On Tuesday, during a post-Cabinet briefing, government said the country was experiencing massive brain drain in the health sector and would offer non-monetary incentives to abate the situation.

Information minister Monica Mutsvangwa said an inter-ministerial committee identified measures to accelerate provision of non-monetary incentives such as staff accommodation, transport, vehicle loans, provision of meals and WiFi facilities.

Zimbabwe Senior Doctors Association president Shingai Nyaguse accused government of ignoring the salary issue, which he said was the real problem which was causing the brain drain.

“We remain concerned with suggestions that WiFi and canteens are incentives that will resolve the ongoing challenges,” Nyaguse tweeted on Thursday.

“The employer has been ignoring the elephants in the room, which includes issues of fair and commensurate remuneration, an enabling, conducive working environment and medical insurance for healthcare workers. The lack of consultative dialogue is glaring.”

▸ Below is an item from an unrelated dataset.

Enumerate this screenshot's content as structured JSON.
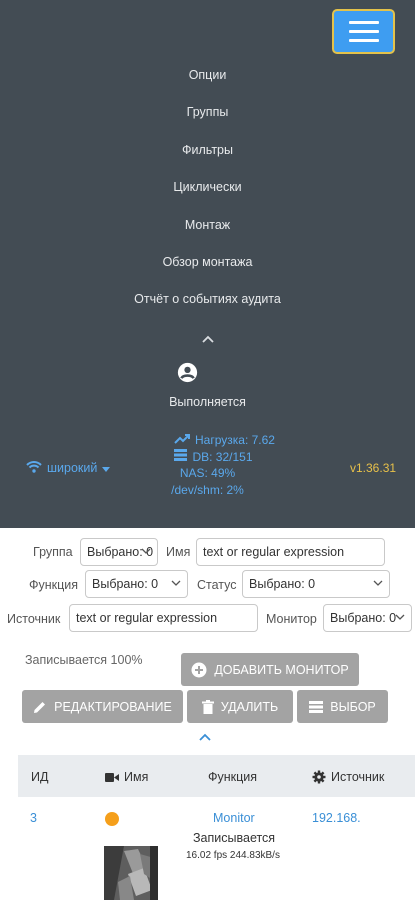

Zimbabwe Nurses Association president Enoch Dongo said: “It’s the employer’s responsibility to give Wi-Fi and canteen at workplaces as a courtesy, not allowance or incentive.

“The government offer was not supposed to be publicised since it’s their responsibly to do that. It is obvious the so-called incentive will not stop nurses from going outside the country whatsoever.”

Dongo said what health professionals want is a living wage and improvement of the working environment.

“Nurses do not take their children to school through WiFi or getting sadza at work,” Dongo said.

Doctors and nurses have gone on strike on several occasions since 2017 to pressure government to review their salaries, but their employer has been employing military tactics to force them back to work.